I used rolling hash with some combonations of base and MOD, but all I got was WA and in some cases TLE due to perhaps because of large value of MOD. The problem is “how to choose base and MOD for perfect hashing?”.

vikky_codder · June 15, 2015, 9:42pm

@raja44ever thanks

vikky_codder · June 15, 2015, 9:49pm

@priyankpalod how is it O(n^2)? What about h.add() that is being called for all substrings?

vippu95 · June 15, 2015, 9:54pm

@vikky_coder The best approach to do hashing is to use a prime mod say 10^9+3 and two bases say 29 and 59 . Then calculate two hash functions for each string one using base 29 and other using base 59. Two strings are then said to be equal if and only if both the hashes are same for the two strings . It is highly unlikely that this approach will give collisions (at least it never did for me).

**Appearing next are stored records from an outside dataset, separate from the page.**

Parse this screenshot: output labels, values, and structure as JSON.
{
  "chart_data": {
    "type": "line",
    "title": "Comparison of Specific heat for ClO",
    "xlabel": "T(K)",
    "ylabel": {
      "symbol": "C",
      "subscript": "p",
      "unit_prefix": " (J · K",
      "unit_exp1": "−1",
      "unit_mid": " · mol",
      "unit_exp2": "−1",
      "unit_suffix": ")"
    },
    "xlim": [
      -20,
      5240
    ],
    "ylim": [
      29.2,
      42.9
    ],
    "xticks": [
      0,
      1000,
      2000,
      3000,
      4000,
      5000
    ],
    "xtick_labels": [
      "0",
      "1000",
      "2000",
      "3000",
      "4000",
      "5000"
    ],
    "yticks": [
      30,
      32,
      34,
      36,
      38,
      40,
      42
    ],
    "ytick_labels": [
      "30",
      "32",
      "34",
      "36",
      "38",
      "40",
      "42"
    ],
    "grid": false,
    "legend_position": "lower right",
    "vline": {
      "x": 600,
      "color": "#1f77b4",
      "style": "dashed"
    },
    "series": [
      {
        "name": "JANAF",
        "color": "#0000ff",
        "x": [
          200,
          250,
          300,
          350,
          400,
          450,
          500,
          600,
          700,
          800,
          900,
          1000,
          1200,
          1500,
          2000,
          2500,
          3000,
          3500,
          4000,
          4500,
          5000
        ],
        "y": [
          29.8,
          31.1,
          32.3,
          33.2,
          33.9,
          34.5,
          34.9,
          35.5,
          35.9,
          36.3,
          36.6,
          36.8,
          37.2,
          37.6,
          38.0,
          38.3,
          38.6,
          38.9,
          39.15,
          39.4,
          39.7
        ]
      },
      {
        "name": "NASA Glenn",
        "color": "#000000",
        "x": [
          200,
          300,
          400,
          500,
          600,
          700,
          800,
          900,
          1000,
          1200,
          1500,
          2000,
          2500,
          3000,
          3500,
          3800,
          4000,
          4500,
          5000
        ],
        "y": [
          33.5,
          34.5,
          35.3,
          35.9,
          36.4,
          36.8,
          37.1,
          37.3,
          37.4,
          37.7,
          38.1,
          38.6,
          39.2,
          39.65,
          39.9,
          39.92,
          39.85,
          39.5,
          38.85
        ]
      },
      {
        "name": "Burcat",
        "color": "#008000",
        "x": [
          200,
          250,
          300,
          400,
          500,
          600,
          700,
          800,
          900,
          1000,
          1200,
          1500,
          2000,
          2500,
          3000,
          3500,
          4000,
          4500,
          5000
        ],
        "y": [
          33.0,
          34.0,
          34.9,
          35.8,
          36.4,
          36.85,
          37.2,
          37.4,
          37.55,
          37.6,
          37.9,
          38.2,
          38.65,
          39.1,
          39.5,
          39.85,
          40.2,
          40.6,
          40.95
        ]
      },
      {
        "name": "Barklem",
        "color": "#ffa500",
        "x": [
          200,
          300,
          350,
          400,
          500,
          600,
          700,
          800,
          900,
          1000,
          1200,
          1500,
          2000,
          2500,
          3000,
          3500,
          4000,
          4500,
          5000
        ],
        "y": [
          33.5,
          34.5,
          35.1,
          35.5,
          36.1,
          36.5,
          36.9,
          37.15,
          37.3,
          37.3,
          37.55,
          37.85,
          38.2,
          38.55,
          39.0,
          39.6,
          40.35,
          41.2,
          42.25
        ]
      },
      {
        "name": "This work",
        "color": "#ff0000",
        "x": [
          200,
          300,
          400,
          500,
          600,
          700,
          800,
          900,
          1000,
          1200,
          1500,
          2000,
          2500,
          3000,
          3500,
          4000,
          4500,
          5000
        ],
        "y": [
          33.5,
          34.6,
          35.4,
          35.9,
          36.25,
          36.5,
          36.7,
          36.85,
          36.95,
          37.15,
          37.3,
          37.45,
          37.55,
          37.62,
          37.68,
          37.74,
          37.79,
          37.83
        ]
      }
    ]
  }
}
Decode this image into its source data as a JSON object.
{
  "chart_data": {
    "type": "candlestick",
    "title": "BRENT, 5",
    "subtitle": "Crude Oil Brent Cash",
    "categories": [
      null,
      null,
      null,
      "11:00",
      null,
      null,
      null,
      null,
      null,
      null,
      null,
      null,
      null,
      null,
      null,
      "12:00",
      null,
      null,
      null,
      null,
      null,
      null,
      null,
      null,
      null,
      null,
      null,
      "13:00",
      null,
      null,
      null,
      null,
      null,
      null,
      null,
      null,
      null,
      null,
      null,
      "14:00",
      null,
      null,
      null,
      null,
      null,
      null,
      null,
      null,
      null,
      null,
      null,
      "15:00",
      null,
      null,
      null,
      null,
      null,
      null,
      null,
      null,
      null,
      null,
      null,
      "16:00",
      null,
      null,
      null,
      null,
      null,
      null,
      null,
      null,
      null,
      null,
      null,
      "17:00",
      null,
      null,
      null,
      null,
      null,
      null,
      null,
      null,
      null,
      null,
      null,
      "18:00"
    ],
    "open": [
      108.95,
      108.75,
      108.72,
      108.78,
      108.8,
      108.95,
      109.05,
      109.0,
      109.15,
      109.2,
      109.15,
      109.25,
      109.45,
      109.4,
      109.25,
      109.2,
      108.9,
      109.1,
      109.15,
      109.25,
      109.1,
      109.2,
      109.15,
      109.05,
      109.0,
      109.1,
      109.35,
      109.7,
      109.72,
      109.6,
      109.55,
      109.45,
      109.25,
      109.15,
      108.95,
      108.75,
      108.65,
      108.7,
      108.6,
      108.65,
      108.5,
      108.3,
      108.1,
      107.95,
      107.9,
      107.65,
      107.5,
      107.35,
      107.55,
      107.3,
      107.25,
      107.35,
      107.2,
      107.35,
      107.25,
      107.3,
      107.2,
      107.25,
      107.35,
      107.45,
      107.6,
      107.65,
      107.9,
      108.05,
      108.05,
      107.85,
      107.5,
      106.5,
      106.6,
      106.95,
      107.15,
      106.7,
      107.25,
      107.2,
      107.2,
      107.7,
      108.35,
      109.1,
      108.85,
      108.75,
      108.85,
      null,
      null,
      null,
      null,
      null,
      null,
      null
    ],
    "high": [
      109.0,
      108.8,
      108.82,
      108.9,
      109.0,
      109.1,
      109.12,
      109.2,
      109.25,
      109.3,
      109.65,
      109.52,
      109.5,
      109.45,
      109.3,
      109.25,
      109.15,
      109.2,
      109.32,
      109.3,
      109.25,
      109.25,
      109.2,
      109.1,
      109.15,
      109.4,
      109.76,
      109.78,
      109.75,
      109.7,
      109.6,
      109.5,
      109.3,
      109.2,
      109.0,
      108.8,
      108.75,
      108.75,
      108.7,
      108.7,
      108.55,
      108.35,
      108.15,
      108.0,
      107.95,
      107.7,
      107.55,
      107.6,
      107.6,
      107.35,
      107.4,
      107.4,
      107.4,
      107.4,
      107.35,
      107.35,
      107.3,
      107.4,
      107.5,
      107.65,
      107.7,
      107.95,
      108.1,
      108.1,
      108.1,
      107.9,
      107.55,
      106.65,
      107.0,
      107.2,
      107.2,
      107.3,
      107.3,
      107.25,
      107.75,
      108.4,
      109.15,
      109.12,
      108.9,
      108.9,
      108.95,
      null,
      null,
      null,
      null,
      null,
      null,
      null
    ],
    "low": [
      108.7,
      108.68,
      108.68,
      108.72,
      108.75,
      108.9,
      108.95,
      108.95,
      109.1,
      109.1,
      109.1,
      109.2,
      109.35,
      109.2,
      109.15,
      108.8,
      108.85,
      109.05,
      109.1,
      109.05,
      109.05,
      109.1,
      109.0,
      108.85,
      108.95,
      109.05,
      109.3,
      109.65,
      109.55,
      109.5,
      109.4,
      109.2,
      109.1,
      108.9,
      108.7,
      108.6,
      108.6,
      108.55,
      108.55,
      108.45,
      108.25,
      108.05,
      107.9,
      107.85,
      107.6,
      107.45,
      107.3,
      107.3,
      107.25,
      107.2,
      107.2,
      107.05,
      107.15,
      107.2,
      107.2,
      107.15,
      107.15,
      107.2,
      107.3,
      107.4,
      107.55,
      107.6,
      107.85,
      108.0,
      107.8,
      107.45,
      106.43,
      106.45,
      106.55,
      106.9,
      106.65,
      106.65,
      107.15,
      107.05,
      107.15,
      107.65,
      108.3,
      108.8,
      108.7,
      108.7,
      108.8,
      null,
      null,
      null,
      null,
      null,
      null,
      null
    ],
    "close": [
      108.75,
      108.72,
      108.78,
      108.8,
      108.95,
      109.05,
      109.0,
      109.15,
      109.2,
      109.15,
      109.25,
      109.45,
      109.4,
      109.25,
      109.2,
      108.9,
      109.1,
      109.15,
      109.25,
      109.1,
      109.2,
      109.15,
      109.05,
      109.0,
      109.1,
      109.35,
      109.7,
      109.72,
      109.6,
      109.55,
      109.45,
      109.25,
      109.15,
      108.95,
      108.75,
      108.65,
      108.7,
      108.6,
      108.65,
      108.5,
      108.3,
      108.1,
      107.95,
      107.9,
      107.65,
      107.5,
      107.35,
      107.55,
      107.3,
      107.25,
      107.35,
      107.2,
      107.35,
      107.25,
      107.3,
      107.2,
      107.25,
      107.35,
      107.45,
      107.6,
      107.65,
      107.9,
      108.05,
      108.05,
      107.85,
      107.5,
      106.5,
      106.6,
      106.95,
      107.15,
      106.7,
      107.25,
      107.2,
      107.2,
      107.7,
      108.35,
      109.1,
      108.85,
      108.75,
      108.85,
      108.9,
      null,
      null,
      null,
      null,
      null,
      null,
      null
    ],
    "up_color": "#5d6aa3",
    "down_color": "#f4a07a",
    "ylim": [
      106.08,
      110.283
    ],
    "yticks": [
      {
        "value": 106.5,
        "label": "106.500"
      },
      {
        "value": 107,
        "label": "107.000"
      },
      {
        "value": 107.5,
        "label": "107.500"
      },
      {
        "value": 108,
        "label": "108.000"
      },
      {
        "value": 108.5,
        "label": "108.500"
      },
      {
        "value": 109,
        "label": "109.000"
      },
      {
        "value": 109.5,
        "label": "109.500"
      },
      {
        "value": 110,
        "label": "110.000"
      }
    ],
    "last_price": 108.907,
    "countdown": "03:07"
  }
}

priyankpalod · June 15, 2015, 10:21pm

@vikky_codder h.add() just adds the substring in the hashtable and since the hashTable is very large we can safely assume it takes constant time (very less load factor)

thezodiac1994 · June 15, 2015, 10:32pm

That still doesn’t assure that all keys will be distinct.

thezodiac1994 · June 15, 2015, 11:56pm

As the prime is increased, the probability of collisions decreases. I don’t think the standard RK algo is 100 % collision proof but when you use a large hash table, you can do away with “NOT SO STRICT” data. I think thats what has happened here.
PS : You cant use a prime as large as 10^18 because you need to perform multiplications in the hash funcn which will result in overflow.

megatron_64 · June 18, 2015, 12:10pm

Look, you can never guarantee the elimination of collisions. All you can do is insure that collisions are minimum. For that you may use two bases as vippu95 said, or you can use modulo two or more primes. The strings will be equal if the hash value for each modulo is same.